The clerk looked at him with some confusion.

“Sir,” he said calmly, “it’s a simple jungle suit.”

“Yes, but my son wants to know, is it thick enough to deflect a rampaging rhino?”

“Perhaps.”

“A stampeding hippo?”

“You never know, sir.”

In this surreal mood of preparation, the days passed. Oliver grew silly, buoyant and generous.

And at the same time, my initial enthusiasm began to wane. The exciting prospect of spending more time with Pippa was now accompanied by the dreadful feeling that Oliver’s departure had another personal meaning: even though he called me his “son,” I feared that he had given up on me. It was only a matter of time before he disappeared, just the way my mother had.

“Oliver?”

“Yes.”

“Take me with you. Take me to Nairobi.”

“I can’t.”

“How long will you be gone?”

“Several weeks. I don’t know.”

“Will you come back?”

“Of course I will. Now go to sleep.”

I watched as Oliver packed water purification tablets, parachute cord, a pen knife, mosquito netting, earplugs and a shortwave radio. I watched as he folded clothes for hot, dry and monsoon seasons, clothes that made me wonder,
What kind of place was he going to where he would need both a fancy suit and a rubber rain poncho?

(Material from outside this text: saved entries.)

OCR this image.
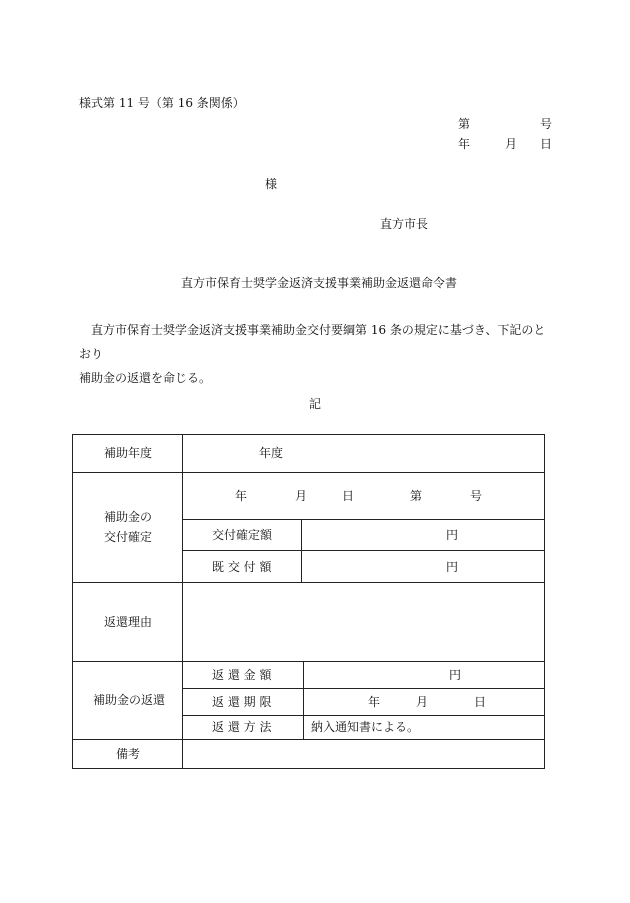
様式第 11 号（第 16 条関係）
第	号
年	月 日
様
直方市長
直方市保育士奨学金返済支援事業補助金返還命令書
直方市保育士奨学金返済支援事業補助金交付要綱第 16 条の規定に基づき、下記のとおり
補助金の返還を命じる。
記
補助年度	年度
補助金の
交付確定
年	月	日	第	号
交付確定額	円
既 交 付 額	円
返還理由
補助金の返還
返 還 金 額	円
返 還 期 限	年	月	日
返 還 方 法	納入通知書による。
備考
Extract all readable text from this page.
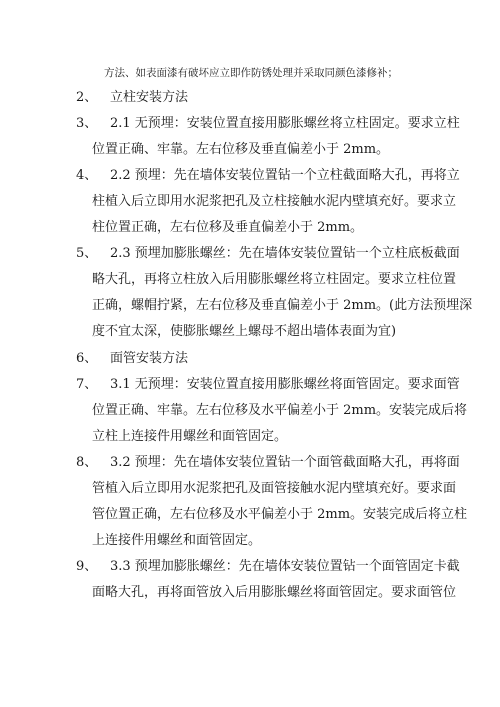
方法、如表面漆有破坏应立即作防锈处理并采取同颜色漆修补；
2、 立柱安装方法
3、 2.1 无预埋：安装位置直接用膨胀螺丝将立柱固定。要求立柱
位置正确、牢靠。左右位移及垂直偏差小于 2mm。
4、 2.2 预埋：先在墙体安装位置钻一个立柱截面略大孔，再将立
柱植入后立即用水泥浆把孔及立柱接触水泥内壁填充好。要求立
柱位置正确，左右位移及垂直偏差小于 2mm。
5、 2.3 预埋加膨胀螺丝：先在墙体安装位置钻一个立柱底板截面
略大孔，再将立柱放入后用膨胀螺丝将立柱固定。要求立柱位置
正确，螺帽拧紧，左右位移及垂直偏差小于 2mm。(此方法预埋深
度不宜太深，使膨胀螺丝上螺母不超出墙体表面为宜)
6、 面管安装方法
7、 3.1 无预埋：安装位置直接用膨胀螺丝将面管固定。要求面管
位置正确、牢靠。左右位移及水平偏差小于 2mm。安装完成后将
立柱上连接件用螺丝和面管固定。
8、 3.2 预埋：先在墙体安装位置钻一个面管截面略大孔，再将面
管植入后立即用水泥浆把孔及面管接触水泥内壁填充好。要求面
管位置正确，左右位移及水平偏差小于 2mm。安装完成后将立柱
上连接件用螺丝和面管固定。
9、 3.3 预埋加膨胀螺丝：先在墙体安装位置钻一个面管固定卡截
面略大孔，再将面管放入后用膨胀螺丝将面管固定。要求面管位
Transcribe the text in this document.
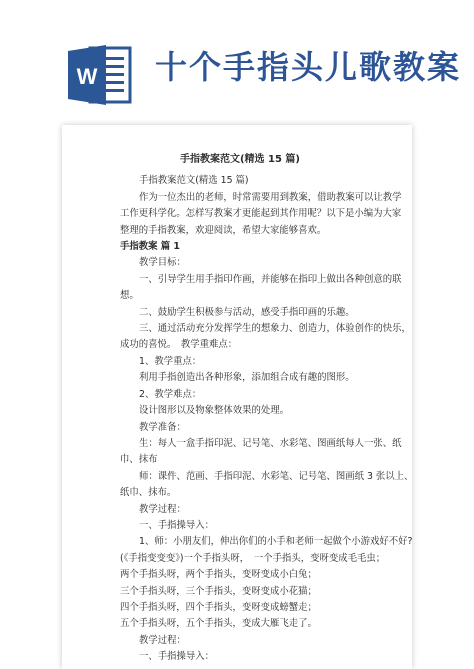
W 十个手指头儿歌教案

手指教案范文(精选 15 篇)

手指教案范文(精选 15 篇)

作为一位杰出的老师，时常需要用到教案，借助教案可以让教学

工作更科学化。怎样写教案才更能起到其作用呢？以下是小编为大家

整理的手指教案，欢迎阅读，希望大家能够喜欢。

手指教案 篇 1

教学目标：

一、引导学生用手指印作画，并能够在指印上做出各种创意的联

想。

二、鼓励学生积极参与活动，感受手指印画的乐趣。

三、通过活动充分发挥学生的想象力、创造力，体验创作的快乐，

成功的喜悦。　教学重难点：

1、教学重点：

利用手指创造出各种形象，添加组合成有趣的图形。

2、教学难点：

设计图形以及物象整体效果的处理。

教学准备：

生：每人一盒手指印泥、记号笔、水彩笔、图画纸每人一张、纸

巾、抹布

师：课件、范画、手指印泥、水彩笔、记号笔、图画纸 3 张以上、

纸巾、抹布。

教学过程：

一、手指操导入：

1、师：小朋友们，伸出你们的小手和老师一起做个小游戏好不好?

(《手指变变变》)一个手指头呀，　一个手指头，变呀变成毛毛虫；

两个手指头呀，两个手指头，变呀变成小白兔；

三个手指头呀，三个手指头，变呀变成小花猫；

四个手指头呀，四个手指头，变呀变成螃蟹走；

五个手指头呀，五个手指头，变成大雁飞走了。

教学过程：

一、手指操导入：
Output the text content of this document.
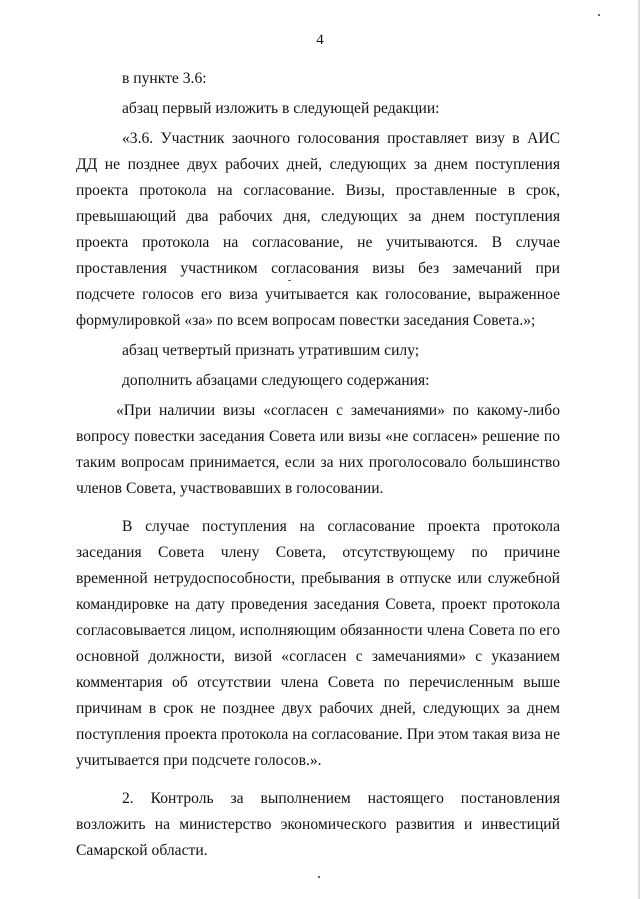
4

в пункте 3.6:

абзац первый изложить в следующей редакции:

«3.6. Участник заочного голосования проставляет визу в АИС ДД не позднее двух рабочих дней, следующих за днем поступления проекта протокола на согласование. Визы, проставленные в срок, превышающий два рабочих дня, следующих за днем поступления проекта протокола на согласование, не учитываются. В случае проставления участником согласования визы без замечаний при подсчете голосов его виза учитывается как голосование, выраженное формулировкой «за» по всем вопросам повестки заседания Совета.»;

абзац четвертый признать утратившим силу;

дополнить абзацами следующего содержания:

«При наличии визы «согласен с замечаниями» по какому-либо вопросу повестки заседания Совета или визы «не согласен» решение по таким вопросам принимается, если за них проголосовало большинство членов Совета, участвовавших в голосовании.

В случае поступления на согласование проекта протокола заседания Совета члену Совета, отсутствующему по причине временной нетрудоспособности, пребывания в отпуске или служебной командировке на дату проведения заседания Совета, проект протокола согласовывается лицом, исполняющим обязанности члена Совета по его основной должности, визой «согласен с замечаниями» с указанием комментария об отсутствии члена Совета по перечисленным выше причинам в срок не позднее двух рабочих дней, следующих за днем поступления проекта протокола на согласование. При этом такая виза не учитывается при подсчете голосов.».

2. Контроль за выполнением настоящего постановления возложить на министерство экономического развития и инвестиций Самарской области.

Oliver walked around rehearsing basic phrases in Swahili—
Jina lako ni nani? Nina swali. Kwa nini?
—which he explained was the lingua franca of much of East Africa and would be necessary for his work there.

“Oliver?”

“Yes.”

“I was wondering if you’d consider not going for a year or two?”

“Don’t be silly. I won’t be away long and I’ll call every week.”

I walked across the room, returned with a framed photo of myself and passed it to Oliver to pack. Then I lay down on the bed and placed my head on the pillow. I reached my arms out on either side of myself feeling paper everywhere. Itinerary notes, marked-up phrase books and puffily folded maps.

“Oliver?”

“Yes?”

“Where did you say you’d be going after Nairobi?”

“Kampala.”

“You’re sure that’s safe?”

“I’ll be fine.”

Silence.

“Look, Marcel, Pippa has promised to help you keep up with your studies. She will be in touch with your teacher and the headmistress.”

I nodded. “I’m going to learn to ride my bicycle while you’re gone. Then you’ll let me come, right?”

Silence.

“What if my mother comes back while you’re gone? If you leave the country, you might miss her.”